I first got to hear about this at the State of the Nation Address (from where I was broadcasting with Voice of the Cape) when our reporters came back saying that members of the crowd had booed Mandla on the red carpet.  He was with Makathini, and so I wasn’t sure whether he’d been catcalled for not having his recent wife with him, or because he’d become a Muslim.

Earlier, the Congress of Traditional Leaders of South Africa (CONTRALESA) had indicated that a Muslim could not be a clan chief. Xolile Ndevu had told the media there was a “problem” with his “Islam”. I’ve heard that CONTRALESA – who were acting unconstitutionally – did later recant, but the damage had been done: the suggestion that a Muslim man could never be an acceptable leader in traditional circles.

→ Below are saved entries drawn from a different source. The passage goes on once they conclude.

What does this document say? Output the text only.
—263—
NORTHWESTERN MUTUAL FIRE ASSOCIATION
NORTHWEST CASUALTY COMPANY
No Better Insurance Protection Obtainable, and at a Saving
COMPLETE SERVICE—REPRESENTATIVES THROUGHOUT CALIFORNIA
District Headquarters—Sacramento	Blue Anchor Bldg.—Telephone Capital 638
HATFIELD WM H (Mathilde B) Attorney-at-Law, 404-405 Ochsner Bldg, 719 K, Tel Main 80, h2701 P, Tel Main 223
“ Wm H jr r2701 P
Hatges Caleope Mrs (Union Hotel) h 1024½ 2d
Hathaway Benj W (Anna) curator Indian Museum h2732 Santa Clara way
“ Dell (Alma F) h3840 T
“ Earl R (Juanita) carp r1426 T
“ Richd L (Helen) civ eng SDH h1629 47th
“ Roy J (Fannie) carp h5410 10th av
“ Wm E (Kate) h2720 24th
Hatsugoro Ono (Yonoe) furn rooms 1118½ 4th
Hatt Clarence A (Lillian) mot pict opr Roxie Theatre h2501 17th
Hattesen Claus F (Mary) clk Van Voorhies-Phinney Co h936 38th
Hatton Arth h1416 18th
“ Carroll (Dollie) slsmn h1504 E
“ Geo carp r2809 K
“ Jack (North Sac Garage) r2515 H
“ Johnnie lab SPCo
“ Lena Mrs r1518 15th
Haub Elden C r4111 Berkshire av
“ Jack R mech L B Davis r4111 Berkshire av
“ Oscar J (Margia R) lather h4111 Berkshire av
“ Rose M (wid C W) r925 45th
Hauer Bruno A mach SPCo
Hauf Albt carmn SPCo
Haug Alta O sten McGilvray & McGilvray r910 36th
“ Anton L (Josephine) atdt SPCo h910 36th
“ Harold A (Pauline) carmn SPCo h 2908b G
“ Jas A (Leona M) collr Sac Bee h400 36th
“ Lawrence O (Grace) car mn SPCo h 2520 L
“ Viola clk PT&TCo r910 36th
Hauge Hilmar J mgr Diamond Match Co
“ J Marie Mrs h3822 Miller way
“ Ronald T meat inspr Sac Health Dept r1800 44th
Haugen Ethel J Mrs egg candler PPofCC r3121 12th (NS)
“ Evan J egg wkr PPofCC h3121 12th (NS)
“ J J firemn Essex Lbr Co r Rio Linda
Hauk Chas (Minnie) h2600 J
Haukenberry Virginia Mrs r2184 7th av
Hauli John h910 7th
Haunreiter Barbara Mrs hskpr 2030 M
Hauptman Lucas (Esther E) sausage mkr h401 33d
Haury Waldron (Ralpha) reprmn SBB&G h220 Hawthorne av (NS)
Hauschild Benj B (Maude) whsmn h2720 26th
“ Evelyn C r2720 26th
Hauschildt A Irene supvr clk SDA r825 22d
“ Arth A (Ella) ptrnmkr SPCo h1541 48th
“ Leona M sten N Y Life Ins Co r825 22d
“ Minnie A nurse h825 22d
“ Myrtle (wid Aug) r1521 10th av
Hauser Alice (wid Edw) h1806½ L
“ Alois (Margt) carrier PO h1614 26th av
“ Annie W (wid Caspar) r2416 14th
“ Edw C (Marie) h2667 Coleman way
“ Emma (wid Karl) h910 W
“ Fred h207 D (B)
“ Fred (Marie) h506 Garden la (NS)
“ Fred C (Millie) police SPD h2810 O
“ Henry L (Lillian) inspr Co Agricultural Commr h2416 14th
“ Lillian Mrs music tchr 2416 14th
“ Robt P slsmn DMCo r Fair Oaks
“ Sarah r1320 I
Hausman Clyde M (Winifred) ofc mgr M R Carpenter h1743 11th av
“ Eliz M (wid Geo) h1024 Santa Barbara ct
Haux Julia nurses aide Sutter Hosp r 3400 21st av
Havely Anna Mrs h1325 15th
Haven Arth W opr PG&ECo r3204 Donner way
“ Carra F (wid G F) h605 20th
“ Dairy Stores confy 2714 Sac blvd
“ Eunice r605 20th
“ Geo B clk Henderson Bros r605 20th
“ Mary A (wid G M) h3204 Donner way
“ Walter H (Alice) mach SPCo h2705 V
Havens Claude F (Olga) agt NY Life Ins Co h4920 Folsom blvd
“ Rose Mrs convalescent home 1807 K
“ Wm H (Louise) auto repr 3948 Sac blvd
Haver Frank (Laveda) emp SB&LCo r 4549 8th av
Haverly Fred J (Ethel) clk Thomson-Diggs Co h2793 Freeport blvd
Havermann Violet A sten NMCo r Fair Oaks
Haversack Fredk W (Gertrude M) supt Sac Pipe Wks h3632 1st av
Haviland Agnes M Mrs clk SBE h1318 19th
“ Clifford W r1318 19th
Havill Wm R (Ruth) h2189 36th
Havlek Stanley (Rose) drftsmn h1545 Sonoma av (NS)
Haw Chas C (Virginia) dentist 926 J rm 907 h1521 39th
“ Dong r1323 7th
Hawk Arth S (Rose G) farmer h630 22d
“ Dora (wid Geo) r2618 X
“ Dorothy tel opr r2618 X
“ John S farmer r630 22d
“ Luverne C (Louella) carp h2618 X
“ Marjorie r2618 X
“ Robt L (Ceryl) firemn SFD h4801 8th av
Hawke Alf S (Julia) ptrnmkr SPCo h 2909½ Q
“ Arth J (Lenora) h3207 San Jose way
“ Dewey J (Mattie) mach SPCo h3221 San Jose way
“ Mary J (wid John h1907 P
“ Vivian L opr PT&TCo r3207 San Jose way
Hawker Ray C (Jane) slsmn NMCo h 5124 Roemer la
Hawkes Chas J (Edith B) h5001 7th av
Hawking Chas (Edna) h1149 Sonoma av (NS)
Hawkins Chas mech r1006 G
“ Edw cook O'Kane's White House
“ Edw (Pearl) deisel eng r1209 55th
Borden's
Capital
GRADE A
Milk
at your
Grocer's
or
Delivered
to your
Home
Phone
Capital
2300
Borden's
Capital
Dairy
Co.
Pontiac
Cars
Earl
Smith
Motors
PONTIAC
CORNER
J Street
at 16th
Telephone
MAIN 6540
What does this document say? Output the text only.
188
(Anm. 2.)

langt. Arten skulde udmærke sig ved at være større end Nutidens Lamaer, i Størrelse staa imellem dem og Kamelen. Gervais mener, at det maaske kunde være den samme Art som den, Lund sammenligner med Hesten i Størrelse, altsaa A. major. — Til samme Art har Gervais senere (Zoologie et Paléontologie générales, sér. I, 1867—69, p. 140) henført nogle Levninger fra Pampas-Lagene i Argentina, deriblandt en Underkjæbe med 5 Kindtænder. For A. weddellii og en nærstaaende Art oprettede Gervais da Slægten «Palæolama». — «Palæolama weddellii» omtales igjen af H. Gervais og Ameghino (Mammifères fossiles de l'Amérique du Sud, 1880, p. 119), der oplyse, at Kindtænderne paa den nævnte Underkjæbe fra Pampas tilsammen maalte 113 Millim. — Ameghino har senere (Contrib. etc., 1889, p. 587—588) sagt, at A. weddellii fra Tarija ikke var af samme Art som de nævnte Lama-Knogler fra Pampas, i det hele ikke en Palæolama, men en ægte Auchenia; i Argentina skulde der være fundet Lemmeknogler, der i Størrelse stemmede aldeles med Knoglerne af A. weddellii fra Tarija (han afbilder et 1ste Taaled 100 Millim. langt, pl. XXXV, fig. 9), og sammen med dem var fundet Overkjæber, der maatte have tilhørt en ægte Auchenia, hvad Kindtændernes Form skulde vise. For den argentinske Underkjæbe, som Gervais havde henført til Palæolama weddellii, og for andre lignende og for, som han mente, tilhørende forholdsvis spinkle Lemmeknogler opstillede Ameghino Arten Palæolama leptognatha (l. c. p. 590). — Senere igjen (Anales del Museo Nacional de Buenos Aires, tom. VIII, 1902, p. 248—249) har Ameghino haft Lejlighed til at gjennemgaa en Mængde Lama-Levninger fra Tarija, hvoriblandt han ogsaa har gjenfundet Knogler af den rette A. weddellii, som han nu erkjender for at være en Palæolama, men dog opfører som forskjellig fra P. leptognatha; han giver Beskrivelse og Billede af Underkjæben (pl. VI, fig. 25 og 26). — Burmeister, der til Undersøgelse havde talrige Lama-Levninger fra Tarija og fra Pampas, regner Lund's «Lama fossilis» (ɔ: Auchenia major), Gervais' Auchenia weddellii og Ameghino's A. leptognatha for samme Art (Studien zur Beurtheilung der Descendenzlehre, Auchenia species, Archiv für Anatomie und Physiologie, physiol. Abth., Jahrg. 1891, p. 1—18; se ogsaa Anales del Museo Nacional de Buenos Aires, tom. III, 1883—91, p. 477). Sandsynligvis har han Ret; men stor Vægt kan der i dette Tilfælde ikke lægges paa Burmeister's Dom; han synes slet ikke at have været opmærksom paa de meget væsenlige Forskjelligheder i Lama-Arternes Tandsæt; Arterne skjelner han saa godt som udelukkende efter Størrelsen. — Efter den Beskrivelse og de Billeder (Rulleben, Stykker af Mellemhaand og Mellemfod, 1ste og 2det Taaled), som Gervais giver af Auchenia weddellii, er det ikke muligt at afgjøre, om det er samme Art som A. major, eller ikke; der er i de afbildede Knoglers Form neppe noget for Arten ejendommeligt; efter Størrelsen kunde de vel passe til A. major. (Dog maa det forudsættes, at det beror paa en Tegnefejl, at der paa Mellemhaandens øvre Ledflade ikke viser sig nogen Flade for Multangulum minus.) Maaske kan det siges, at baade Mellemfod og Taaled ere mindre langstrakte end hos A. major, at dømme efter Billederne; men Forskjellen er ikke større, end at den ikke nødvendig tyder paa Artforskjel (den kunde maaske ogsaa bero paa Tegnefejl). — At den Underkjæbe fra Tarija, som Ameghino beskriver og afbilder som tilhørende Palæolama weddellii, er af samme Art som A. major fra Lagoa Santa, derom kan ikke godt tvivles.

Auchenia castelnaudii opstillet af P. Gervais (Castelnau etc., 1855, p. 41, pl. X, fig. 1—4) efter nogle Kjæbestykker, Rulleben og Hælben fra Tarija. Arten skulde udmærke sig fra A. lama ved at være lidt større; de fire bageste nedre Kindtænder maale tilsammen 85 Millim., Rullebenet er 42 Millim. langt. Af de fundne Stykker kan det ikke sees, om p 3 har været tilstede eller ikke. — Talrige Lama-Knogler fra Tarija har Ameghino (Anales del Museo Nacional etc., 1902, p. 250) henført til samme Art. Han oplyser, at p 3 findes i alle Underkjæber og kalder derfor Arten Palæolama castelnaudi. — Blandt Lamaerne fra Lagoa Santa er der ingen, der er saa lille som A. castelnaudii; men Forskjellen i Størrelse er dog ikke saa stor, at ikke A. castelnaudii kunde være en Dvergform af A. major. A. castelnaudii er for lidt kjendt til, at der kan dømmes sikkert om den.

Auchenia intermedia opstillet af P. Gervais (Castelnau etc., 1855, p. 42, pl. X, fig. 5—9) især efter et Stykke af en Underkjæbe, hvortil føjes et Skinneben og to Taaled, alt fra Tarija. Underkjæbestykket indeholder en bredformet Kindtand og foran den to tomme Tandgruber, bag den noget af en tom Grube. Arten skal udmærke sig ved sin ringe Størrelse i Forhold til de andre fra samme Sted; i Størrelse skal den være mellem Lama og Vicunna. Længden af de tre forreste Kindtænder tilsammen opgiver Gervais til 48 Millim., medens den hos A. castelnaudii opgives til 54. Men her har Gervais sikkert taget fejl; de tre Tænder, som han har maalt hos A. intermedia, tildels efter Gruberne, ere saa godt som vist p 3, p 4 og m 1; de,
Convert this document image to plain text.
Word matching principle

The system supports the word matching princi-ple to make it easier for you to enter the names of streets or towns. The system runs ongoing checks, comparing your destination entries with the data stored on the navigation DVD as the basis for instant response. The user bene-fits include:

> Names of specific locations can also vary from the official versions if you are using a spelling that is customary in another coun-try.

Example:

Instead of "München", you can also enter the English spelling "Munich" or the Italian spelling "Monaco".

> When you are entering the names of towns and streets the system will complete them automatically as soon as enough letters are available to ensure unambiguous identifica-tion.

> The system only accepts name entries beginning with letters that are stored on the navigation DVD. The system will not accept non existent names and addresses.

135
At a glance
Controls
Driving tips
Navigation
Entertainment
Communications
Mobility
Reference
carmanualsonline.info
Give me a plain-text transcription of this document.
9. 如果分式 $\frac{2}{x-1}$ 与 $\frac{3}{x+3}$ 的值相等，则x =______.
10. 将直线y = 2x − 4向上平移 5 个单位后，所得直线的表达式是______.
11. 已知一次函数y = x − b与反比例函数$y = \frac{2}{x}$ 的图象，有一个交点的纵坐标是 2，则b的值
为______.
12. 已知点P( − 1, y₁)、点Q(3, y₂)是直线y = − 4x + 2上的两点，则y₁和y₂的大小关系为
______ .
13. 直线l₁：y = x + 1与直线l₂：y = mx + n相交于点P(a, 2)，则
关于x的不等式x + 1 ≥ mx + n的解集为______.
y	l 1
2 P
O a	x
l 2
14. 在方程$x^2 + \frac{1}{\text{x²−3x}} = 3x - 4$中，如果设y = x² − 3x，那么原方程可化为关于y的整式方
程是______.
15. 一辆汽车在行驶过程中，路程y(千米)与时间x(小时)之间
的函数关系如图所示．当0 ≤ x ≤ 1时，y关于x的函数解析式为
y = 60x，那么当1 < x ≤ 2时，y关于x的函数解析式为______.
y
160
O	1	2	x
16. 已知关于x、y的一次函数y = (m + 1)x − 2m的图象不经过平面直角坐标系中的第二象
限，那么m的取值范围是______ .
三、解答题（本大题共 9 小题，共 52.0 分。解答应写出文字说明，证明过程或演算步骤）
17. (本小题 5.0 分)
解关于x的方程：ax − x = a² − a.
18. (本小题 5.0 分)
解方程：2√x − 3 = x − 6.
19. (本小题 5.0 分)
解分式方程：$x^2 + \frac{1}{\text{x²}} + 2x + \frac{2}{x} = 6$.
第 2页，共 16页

With Mandla this was a touch ironic, I thought. The late Hasan Ghila, who’d embraced Islam in Cape Town in the 1950s, had told me that he’d heard the adhan, the call to prayer, whilst a child in the hills of the Transkei. It was an amazing spiritual experience, he’d said, and he’d depicted it as the call of his ancestors.

I’m certainly not ascribing group superiority in any way; the point is that the primordial nature, even some ancient customs of the isiXhosa, are essentially Abrahamic. The fact that it is African is what – inexplicably – leads to a feeling of shame when the opposite should be true.